The myometrium (smooth muscle)
The serosa (pariteal peritoneum)
Pathology of endometrium cancers
Adenocarcinomas account for 80% of diagnoses
Less seen pathologies are:
- clear cell: highly malignant
- papillary serous: usually highly malignant usually spreads throughout the abdomen
- mucinous
- squamous cell
Uterine sarcoma is rare but the most malignant
Risk factors of endometrial cancer
Hormone-related cancers so risk factors result from the female hormone estrogen.
The major risk factor is the high cumulative exposure to estrogen that is not hindered by progesterone.

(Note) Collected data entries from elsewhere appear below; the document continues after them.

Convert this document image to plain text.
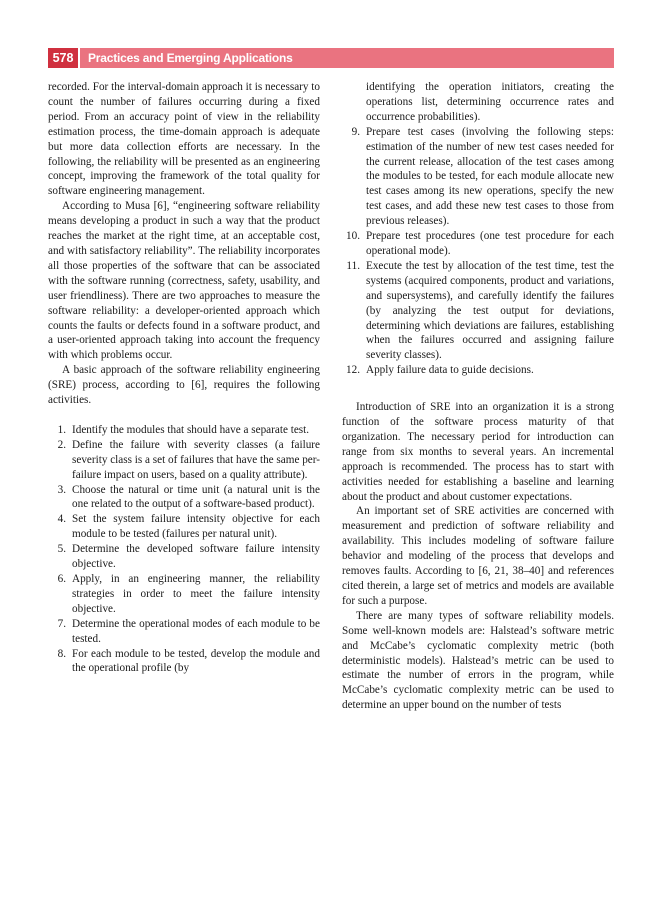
578	Practices and Emerging Applications

recorded. For the interval-domain approach it is necessary to count the number of failures occurring during a fixed period. From an accuracy point of view in the reliability estimation process, the time-domain approach is adequate but more data collection efforts are necessary. In the following, the reliability will be presented as an engineering concept, improving the framework of the total quality for software engineering management.

According to Musa [6], “engineering software reliability means developing a product in such a way that the product reaches the market at the right time, at an acceptable cost, and with satisfactory reliability”. The reliability incorporates all those properties of the software that can be associated with the software running (correctness, safety, usability, and user friendliness). There are two approaches to measure the software reliability: a developer-oriented approach which counts the faults or defects found in a software product, and a user-oriented approach taking into account the frequency with which problems occur.

A basic approach of the software reliability engineering (SRE) process, according to [6], requires the following activities.

1. Identify the modules that should have a separate test.
2. Define the failure with severity classes (a failure severity class is a set of failures that have the same per-failure impact on users, based on a quality attribute).
3. Choose the natural or time unit (a natural unit is the one related to the output of a software-based product).
4. Set the system failure intensity objective for each module to be tested (failures per natural unit).
5. Determine the developed software failure intensity objective.
6. Apply, in an engineering manner, the reliability strategies in order to meet the failure intensity objective.
7. Determine the operational modes of each module to be tested.
8. For each module to be tested, develop the module and the operational profile (by
identifying the operation initiators, creating the operations list, determining occurrence rates and occurrence probabilities).
9. Prepare test cases (involving the following steps: estimation of the number of new test cases needed for the current release, allocation of the test cases among the modules to be tested, for each module allocate new test cases among its new operations, specify the new test cases, and add these new test cases to those from previous releases).
10. Prepare test procedures (one test procedure for each operational mode).
11. Execute the test by allocation of the test time, test the systems (acquired components, product and variations, and supersystems), and carefully identify the failures (by analyzing the test output for deviations, determining which deviations are failures, establishing when the failures occurred and assigning failure severity classes).
12. Apply failure data to guide decisions.

Introduction of SRE into an organization it is a strong function of the software process maturity of that organization. The necessary period for introduction can range from six months to several years. An incremental approach is recommended. The process has to start with activities needed for establishing a baseline and learning about the product and about customer expectations.

An important set of SRE activities are concerned with measurement and prediction of software reliability and availability. This includes modeling of software failure behavior and modeling of the process that develops and removes faults. According to [6, 21, 38–40] and references cited therein, a large set of metrics and models are available for such a purpose.

There are many types of software reliability models. Some well-known models are: Halstead’s software metric and McCabe’s cyclomatic complexity metric (both deterministic models). Halstead’s metric can be used to estimate the number of errors in the program, while McCabe’s cyclomatic complexity metric can be used to determine an upper bound on the number of tests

Other risk factors include:
- estrogen replacement therapy: without progesterone
- obesity: obese women have a 3-5 times higher risk of developing endometrial cancer
- nulliparity
- late menopause
- early menarche
- irregular menstruation
- diabetes
- history of infertility
- women taking tamoxifen are at higher risk
- or women with hereditary colon cancer
Clinical presentation of endometrial cancer
The most common presenting symptom is postmenopausal bleeding. 1/3 of postmenopausal bleeding is cancer-related.

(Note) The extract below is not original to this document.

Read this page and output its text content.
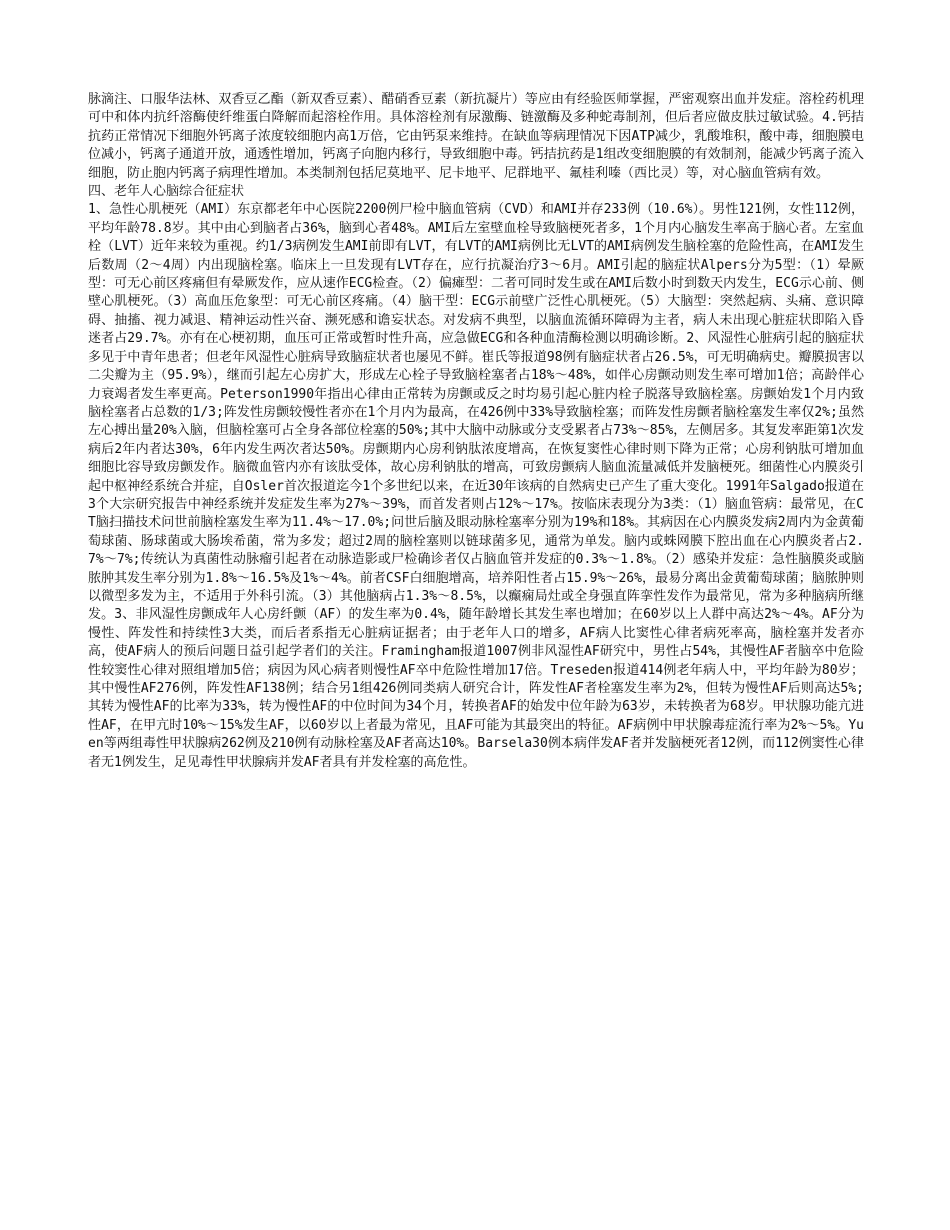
脉滴注、口服华法林、双香豆乙酯（新双香豆素）、醋硝香豆素（新抗凝片）等应由有经验医师掌握，严密观察出血并发症。溶栓药机理可中和体内抗纤溶酶使纤维蛋白降解而起溶栓作用。具体溶栓剂有尿激酶、链激酶及多种蛇毒制剂，但后者应做皮肤过敏试验。4.钙拮抗药正常情况下细胞外钙离子浓度较细胞内高1万倍，它由钙泵来维持。在缺血等病理情况下因ATP减少，乳酸堆积，酸中毒，细胞膜电位减小，钙离子通道开放，通透性增加，钙离子向胞内移行，导致细胞中毒。钙拮抗药是1组改变细胞膜的有效制剂，能减少钙离子流入细胞，防止胞内钙离子病理性增加。本类制剂包括尼莫地平、尼卡地平、尼群地平、氟桂利嗪（西比灵）等，对心脑血管病有效。

四、老年人心脑综合征症状

1、急性心肌梗死（AMI）东京都老年中心医院2200例尸检中脑血管病（CVD）和AMI并存233例（10.6%）。男性121例，女性112例，平均年龄78.8岁。其中由心到脑者占36%，脑到心者48%。AMI后左室壁血栓导致脑梗死者多，1个月内心脑发生率高于脑心者。左室血栓（LVT）近年来较为重视。约1/3病例发生AMI前即有LVT，有LVT的AMI病例比无LVT的AMI病例发生脑栓塞的危险性高，在AMI发生后数周（2～4周）内出现脑栓塞。临床上一旦发现有LVT存在，应行抗凝治疗3～6月。AMI引起的脑症状Alpers分为5型：（1）晕厥型：可无心前区疼痛但有晕厥发作，应从速作ECG检查。（2）偏瘫型：二者可同时发生或在AMI后数小时到数天内发生，ECG示心前、侧壁心肌梗死。（3）高血压危象型：可无心前区疼痛。（4）脑干型：ECG示前壁广泛性心肌梗死。（5）大脑型：突然起病、头痛、意识障碍、抽搐、视力减退、精神运动性兴奋、濒死感和谵妄状态。对发病不典型，以脑血流循环障碍为主者，病人未出现心脏症状即陷入昏迷者占29.7%。亦有在心梗初期，血压可正常或暂时性升高，应急做ECG和各种血清酶检测以明确诊断。2、风湿性心脏病引起的脑症状多见于中青年患者；但老年风湿性心脏病导致脑症状者也屡见不鲜。崔氏等报道98例有脑症状者占26.5%，可无明确病史。瓣膜损害以二尖瓣为主（95.9%），继而引起左心房扩大，形成左心栓子导致脑栓塞者占18%～48%，如伴心房颤动则发生率可增加1倍；高龄伴心力衰竭者发生率更高。Peterson1990年指出心律由正常转为房颤或反之时均易引起心脏内栓子脱落导致脑栓塞。房颤始发1个月内致脑栓塞者占总数的1/3;阵发性房颤较慢性者亦在1个月内为最高，在426例中33%导致脑栓塞；而阵发性房颤者脑栓塞发生率仅2%;虽然左心搏出量20%入脑，但脑栓塞可占全身各部位栓塞的50%;其中大脑中动脉或分支受累者占73%～85%，左侧居多。其复发率距第1次发病后2年内者达30%，6年内发生两次者达50%。房颤期内心房利钠肽浓度增高，在恢复窦性心律时则下降为正常；心房利钠肽可增加血细胞比容导致房颤发作。脑微血管内亦有该肽受体，故心房利钠肽的增高，可致房颤病人脑血流量减低并发脑梗死。细菌性心内膜炎引起中枢神经系统合并症，自Osler首次报道迄今1个多世纪以来，在近30年该病的自然病史已产生了重大变化。1991年Salgado报道在3个大宗研究报告中神经系统并发症发生率为27%～39%，而首发者则占12%～17%。按临床表现分为3类：（1）脑血管病：最常见，在CT脑扫描技术问世前脑栓塞发生率为11.4%～17.0%;问世后脑及眼动脉栓塞率分别为19%和18%。其病因在心内膜炎发病2周内为金黄葡萄球菌、肠球菌或大肠埃希菌，常为多发；超过2周的脑栓塞则以链球菌多见，通常为单发。脑内或蛛网膜下腔出血在心内膜炎者占2.7%～7%;传统认为真菌性动脉瘤引起者在动脉造影或尸检确诊者仅占脑血管并发症的0.3%～1.8%。（2）感染并发症：急性脑膜炎或脑脓肿其发生率分别为1.8%～16.5%及1%～4%。前者CSF白细胞增高，培养阳性者占15.9%～26%，最易分离出金黄葡萄球菌；脑脓肿则以微型多发为主，不适用于外科引流。（3）其他脑病占1.3%～8.5%，以癫痫局灶或全身强直阵挛性发作为最常见，常为多种脑病所继发。3、非风湿性房颤成年人心房纤颤（AF）的发生率为0.4%，随年龄增长其发生率也增加；在60岁以上人群中高达2%～4%。AF分为慢性、阵发性和持续性3大类，而后者系指无心脏病证据者；由于老年人口的增多，AF病人比窦性心律者病死率高，脑栓塞并发者亦高，使AF病人的预后问题日益引起学者们的关注。Framingham报道1007例非风湿性AF研究中，男性占54%，其慢性AF者脑卒中危险性较窦性心律对照组增加5倍；病因为风心病者则慢性AF卒中危险性增加17倍。Treseden报道414例老年病人中，平均年龄为80岁；其中慢性AF276例，阵发性AF138例；结合另1组426例同类病人研究合计，阵发性AF者栓塞发生率为2%，但转为慢性AF后则高达5%;其转为慢性AF的比率为33%，转为慢性AF的中位时间为34个月，转换者AF的始发中位年龄为63岁，未转换者为68岁。甲状腺功能亢进性AF，在甲亢时10%～15%发生AF，以60岁以上者最为常见，且AF可能为其最突出的特征。AF病例中甲状腺毒症流行率为2%～5%。Yuen等两组毒性甲状腺病262例及210例有动脉栓塞及AF者高达10%。Barsela30例本病伴发AF者并发脑梗死者12例，而112例窦性心律者无1例发生，足见毒性甲状腺病并发AF者具有并发栓塞的高危性。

Most endometrial cancers are diagnosed in stage I.
More advanced disease may present with hematuria, hematochezia, constipation, lower extremity edema, pain, abdominal distension.
Poor prognosis factors for endometrial cancer
- higher grade
- increased depth of invasion into the myometrial muscle
- lymph node involvement
- lymphatic space invasion
- size of the tumour
Screening for endometrial cancer
No screening test for endometrial cancer is recommended.

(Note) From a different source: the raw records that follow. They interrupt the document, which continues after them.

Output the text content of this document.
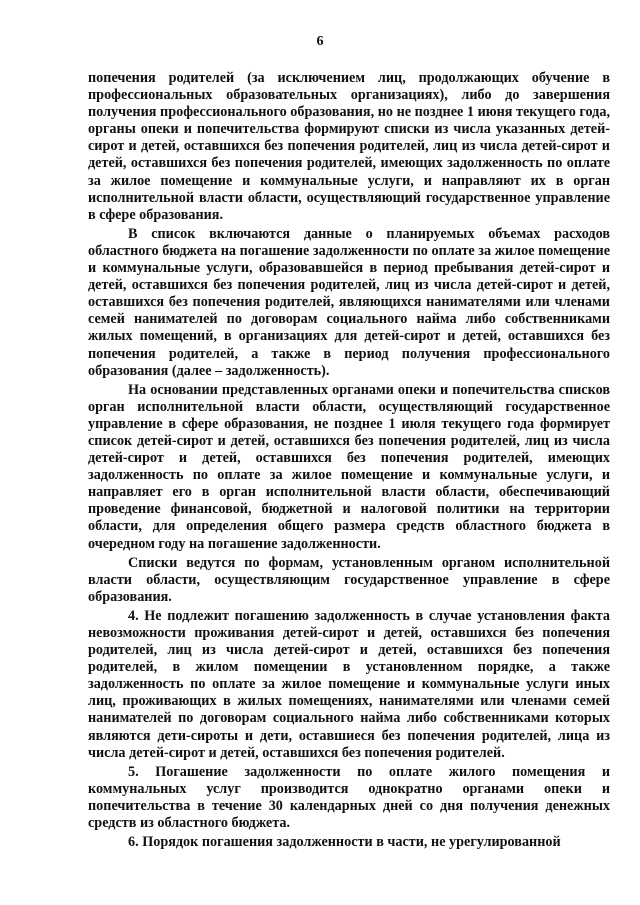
6

попечения родителей (за исключением лиц, продолжающих обучение в профессиональных образовательных организациях), либо до завершения получения профессионального образования, но не позднее 1 июня текущего года, органы опеки и попечительства формируют списки из числа указанных детей-сирот и детей, оставшихся без попечения родителей, лиц из числа детей-сирот и детей, оставшихся без попечения родителей, имеющих задолженность по оплате за жилое помещение и коммунальные услуги, и направляют их в орган исполнительной власти области, осуществляющий государственное управление в сфере образования.

В список включаются данные о планируемых объемах расходов областного бюджета на погашение задолженности по оплате за жилое помещение и коммунальные услуги, образовавшейся в период пребывания детей-сирот и детей, оставшихся без попечения родителей, лиц из числа детей-сирот и детей, оставшихся без попечения родителей, являющихся нанимателями или членами семей нанимателей по договорам социального найма либо собственниками жилых помещений, в организациях для детей-сирот и детей, оставшихся без попечения родителей, а также в период получения профессионального образования (далее – задолженность).

На основании представленных органами опеки и попечительства списков орган исполнительной власти области, осуществляющий государственное управление в сфере образования, не позднее 1 июля текущего года формирует список детей-сирот и детей, оставшихся без попечения родителей, лиц из числа детей-сирот и детей, оставшихся без попечения родителей, имеющих задолженность по оплате за жилое помещение и коммунальные услуги, и направляет его в орган исполнительной власти области, обеспечивающий проведение финансовой, бюджетной и налоговой политики на территории области, для определения общего размера средств областного бюджета в очередном году на погашение задолженности.

Списки ведутся по формам, установленным органом исполнительной власти области, осуществляющим государственное управление в сфере образования.

4. Не подлежит погашению задолженность в случае установления факта невозможности проживания детей-сирот и детей, оставшихся без попечения родителей, лиц из числа детей-сирот и детей, оставшихся без попечения родителей, в жилом помещении в установленном порядке, а также задолженность по оплате за жилое помещение и коммунальные услуги иных лиц, проживающих в жилых помещениях, нанимателями или членами семей нанимателей по договорам социального найма либо собственниками которых являются дети-сироты и дети, оставшиеся без попечения родителей, лица из числа детей-сирот и детей, оставшихся без попечения родителей.

5. Погашение задолженности по оплате жилого помещения и коммунальных услуг производится однократно органами опеки и попечительства в течение 30 календарных дней со дня получения денежных средств из областного бюджета.

6. Порядок погашения задолженности в части, не урегулированной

A biopsy can be done but is not recommended for screening.
If women are at high risk they may receive a biopsy every year after the age of 35.
Education for post-menopausal women is important in the detection of endometrial cancer.
Stage 1A of endometrial carcinoma
Tumour is only in the inner layer of the uterus (endometrium) and has grown less than halfway through the muscle layer of the uterus wall (myometrium)
Stage Ib of endometrial cancer
Tumour has grown more than halfway through the myometrium.
Stage II of the endometrial cancer
The tumour has grown into the cervix.
Stage IIIA stage of endometrial cancer
The tumour has grown to the outer surface of the uterus (serosa) or the fallopian tubes, ovaries or supporting ligaments.
Stage IIIb of endometrial cancer
The tumour has grown into the vagina or the tissues next to the uterus and cervix (parametria)
Stage IIIC
Cancer has spread to the lymph nodes in the pelvis or to the lymph nodes around the aorta.
Stage IVa of endometrial cancer
Tumour has grown into the lining of the bladder or intestines.
Stage IVb of endometrial cancer
Cancer has spread to other parts of the body including lungs, liver and bones.
The spread of endometrial cancer
Spread to the pelvic and para-aortic nodes is common in endometrial cancer.
Lymph spread of endometrial cancer
Spread usually occurs initially to the internal and external iliac pelvic nodes.
Surgical management of endometrial cancer
Total abdominal hysterectomy and bilateral salpingo-oophorectomy with or without lymphadenectomy.
salpingo-oophorectomy
Removal of the fallopian tubes and ovaries.
Radiation treatment for endometrial cancer
Commonly used in combination with surgery, or as the only treatment for patients who cannot undergo surgery.
Most cases are seen after surgery and include a combination of both EBRT and brachytherapy.
For lower stages, 60Gy is given by brachytherapy
For higher stages, EBRT is used to treat the pelvis and lymph nodes.
Pelvic nodal doses of 45Gy are recommended with a boost of up to 65Gy for gross tumour.
Field borders are similar to that of cervical cancer.